My third day on the job, I nearly killed somebody. Okay, I hadn’t, but the surgeon tried to convince me otherwise. Having withstood countless similar assaults in the past, my callused skin was impenetrable. I listened to his concerns, and together we agreed that I could have communicated better. Still, he forgot to withdraw his accusations regarding my attempted homicide.
We practice in a fishbowl in the emergency department – surrounded by critical eyes that wait for us to do wrong. We’re considered the cowboys of the hospital: the ones that mainly care about getting out on time so we can ride our mountain bikes or run a marathon.
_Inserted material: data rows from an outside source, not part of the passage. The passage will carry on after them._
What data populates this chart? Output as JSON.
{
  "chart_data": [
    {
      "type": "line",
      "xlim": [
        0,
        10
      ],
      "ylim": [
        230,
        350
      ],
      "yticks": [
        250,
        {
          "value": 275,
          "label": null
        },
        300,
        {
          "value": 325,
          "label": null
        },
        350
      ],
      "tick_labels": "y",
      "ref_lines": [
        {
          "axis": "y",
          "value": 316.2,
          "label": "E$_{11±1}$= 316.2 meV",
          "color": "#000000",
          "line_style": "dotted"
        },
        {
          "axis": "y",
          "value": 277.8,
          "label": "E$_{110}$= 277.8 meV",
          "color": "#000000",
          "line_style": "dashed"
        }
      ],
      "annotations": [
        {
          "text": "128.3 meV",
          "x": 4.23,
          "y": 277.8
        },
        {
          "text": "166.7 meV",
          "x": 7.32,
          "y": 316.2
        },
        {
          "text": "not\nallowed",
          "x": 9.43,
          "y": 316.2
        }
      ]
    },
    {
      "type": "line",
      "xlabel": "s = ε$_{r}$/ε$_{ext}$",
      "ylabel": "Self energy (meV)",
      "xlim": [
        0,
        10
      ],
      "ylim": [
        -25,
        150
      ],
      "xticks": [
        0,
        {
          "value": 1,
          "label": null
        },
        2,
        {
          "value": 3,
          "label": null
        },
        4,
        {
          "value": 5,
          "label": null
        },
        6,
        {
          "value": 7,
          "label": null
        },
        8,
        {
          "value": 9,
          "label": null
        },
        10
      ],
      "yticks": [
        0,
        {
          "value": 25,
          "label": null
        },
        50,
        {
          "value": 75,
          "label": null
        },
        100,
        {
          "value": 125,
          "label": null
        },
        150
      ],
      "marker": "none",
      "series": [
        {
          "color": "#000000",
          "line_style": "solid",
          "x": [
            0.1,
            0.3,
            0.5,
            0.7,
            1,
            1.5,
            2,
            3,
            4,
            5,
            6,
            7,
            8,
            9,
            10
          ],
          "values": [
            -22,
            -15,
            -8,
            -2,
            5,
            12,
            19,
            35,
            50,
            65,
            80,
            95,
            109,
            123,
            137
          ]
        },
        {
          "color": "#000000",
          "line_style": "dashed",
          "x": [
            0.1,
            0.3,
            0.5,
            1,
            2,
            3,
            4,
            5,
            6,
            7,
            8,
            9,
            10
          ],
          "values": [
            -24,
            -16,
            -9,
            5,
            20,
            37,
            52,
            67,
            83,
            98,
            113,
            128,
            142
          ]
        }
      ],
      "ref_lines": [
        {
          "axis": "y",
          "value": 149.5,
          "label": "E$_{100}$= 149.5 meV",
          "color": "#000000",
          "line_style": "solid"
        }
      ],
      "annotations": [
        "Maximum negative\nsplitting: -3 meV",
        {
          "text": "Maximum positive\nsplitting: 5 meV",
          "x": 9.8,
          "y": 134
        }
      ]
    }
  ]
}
And we’re rarely regarded as the smart ones. A cardiac surgeon can walk into a hospital on her first day and without knowing any of her background, other specialists will bow in reverence. In the emergency department, though, we have to prove ourselves – until then, we’re an unknown commodity, and a potential threat to everything that matters.
I’ve worked at twelve different hospitals in my career, and this story has followed me to each. It’s frustrating – I had worked hard, my patients and other consultants liked me, yet it never carried over. I had to start from the bottom of the well, and claw out, just to be seen as an equal.
But I’ve noticed that the red carpet can trip those that walk upon it. It can blind the specialist to their arrogance and faults, and cement their old-fashioned, potentially harmful practices. It can keep them from becoming the version of greatness that they originally sought. Starting from the bottom means I have the chance to remind myself of the person I want to be – for me, and for others. It allows me to re-center those thoughts, so I don’t continue blindly on a wayward path. Instead, I can secure, or even redirect, my ladder to the wall that I want to define me.
The way I see it, my past determines my legacy, but my present determines my future. And I’m appreciative of any reminders that I can, and should, keep climbing.
“This is life. Things get taken away. You will learn to start over many times — or you will be useless.”